15 listopada Stocznia Gdynia wznowiła produkcję statków. Część byłych stoczniowców ma szanse na zatrudnienie.
Gdyńska stocznia wkrótce odżyje. Na jej terenie zostanie zbudowany specjalistyczny statek dla niemieckiego armatora. Jednostkę Heavy-Lift Jack-Up Vessel wybuduje stocznia Crist, będąca właścicielem suchego doku, niegdyś zależącego do Stoczni Gdynia. Praca czeka na ok. 100-120 stoczniowców.
Gdańska stocznia Crist SA kilka tygodni temu wykupiła część urządzeń byłej Stoczni Gdynia. Jednym z nich jest suchy dok, który pomoże robotnikom przy budowie złożonych konstrukcji okrętowych.
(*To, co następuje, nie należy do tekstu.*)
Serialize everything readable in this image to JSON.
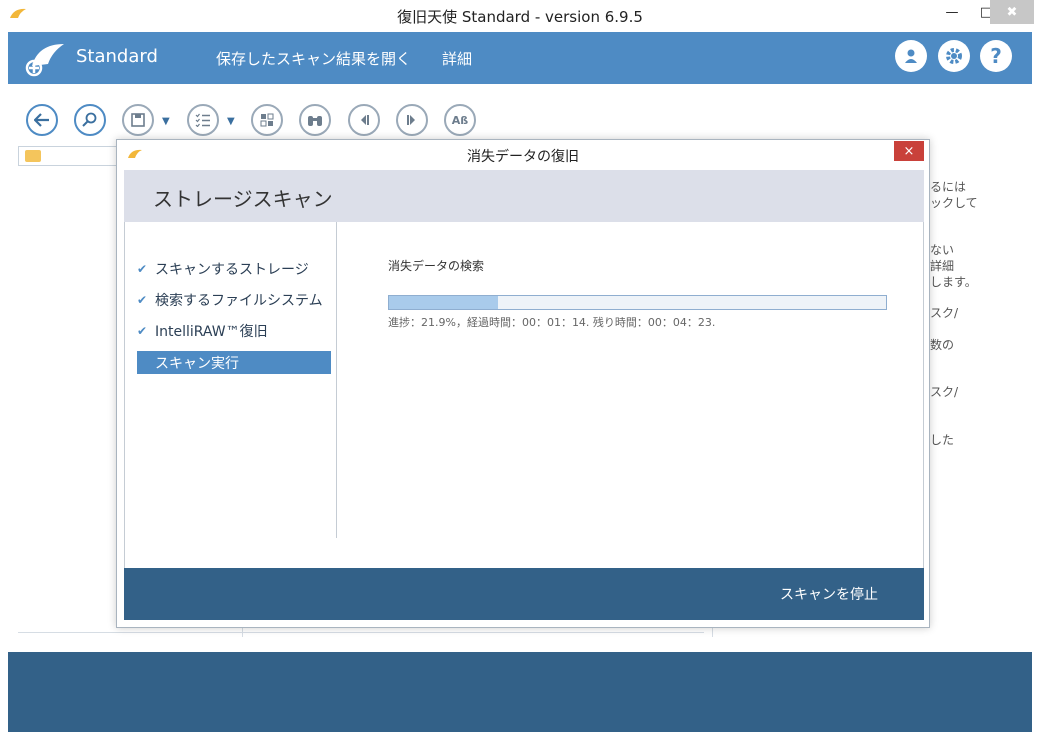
{
  "window": {
    "title": "復旧天使 Standard - version 6.9.5",
    "min": "—",
    "max": "□",
    "close": "✖"
  },
  "header": {
    "brand": "Standard",
    "nav_open": "保存したスキャン結果を開く",
    "nav_detail": "詳細",
    "user_icon": "user-icon",
    "gear_icon": "gear-icon",
    "help_icon": "help-icon",
    "help_glyph": "?"
  },
  "toolbar": {
    "caret": "▼",
    "ab_label": "Aß"
  },
  "right_panel": {
    "lines": [
      "るには",
      "ックして",
      "ない",
      "詳細",
      "します。",
      "スク/",
      "数の",
      "スク/",
      "した"
    ]
  },
  "dialog": {
    "title": "消失データの復旧",
    "close": "×",
    "heading": "ストレージスキャン",
    "steps": [
      {
        "label": "スキャンするストレージ",
        "done": true
      },
      {
        "label": "検索するファイルシステム",
        "done": true
      },
      {
        "label": "IntelliRAW™復旧",
        "done": true
      },
      {
        "label": "スキャン実行",
        "done": false
      }
    ],
    "check_glyph": "✔",
    "search_label": "消失データの検索",
    "progress_fraction": 0.219,
    "progress_text": "進捗：21.9%，経過時間：00：01：14.   残り時間：00：04：23.",
    "stop_button": "スキャンを停止"
  },
  "colors": {
    "accent": "#4e8bc4",
    "dark": "#336188"
  }
}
Dok i suwnica kosztowały spółkę 175 mln zł, a wcześniej zakupiła ona halę do prefabrykacji kadłubów za ponad 38 mln zł. Teraz przedsiębiorcy planują zwiększenie liczby pracowników stoczni.
Po upadku Stoczni Gdynia, duży suchy dok był wynajmowany przez gdańskie stocznie Crist oraz Stocznię Remontową SA. Na terenach zlikwidowanej gdyńskiej stoczni funkcjonuje coraz większa liczba tego typu firm. Nabywcami części majątku są także Stocznia Remontowa Nauta i Energomontaż-Północ.
Wykupienie majątku Stoczni Gdynia SA przez inne przedsiębiorstwa przemysłu stoczniowego może być szansą na powrót do pracy dla ok. 2,5 tys. byłych gdyńskich stoczniowców.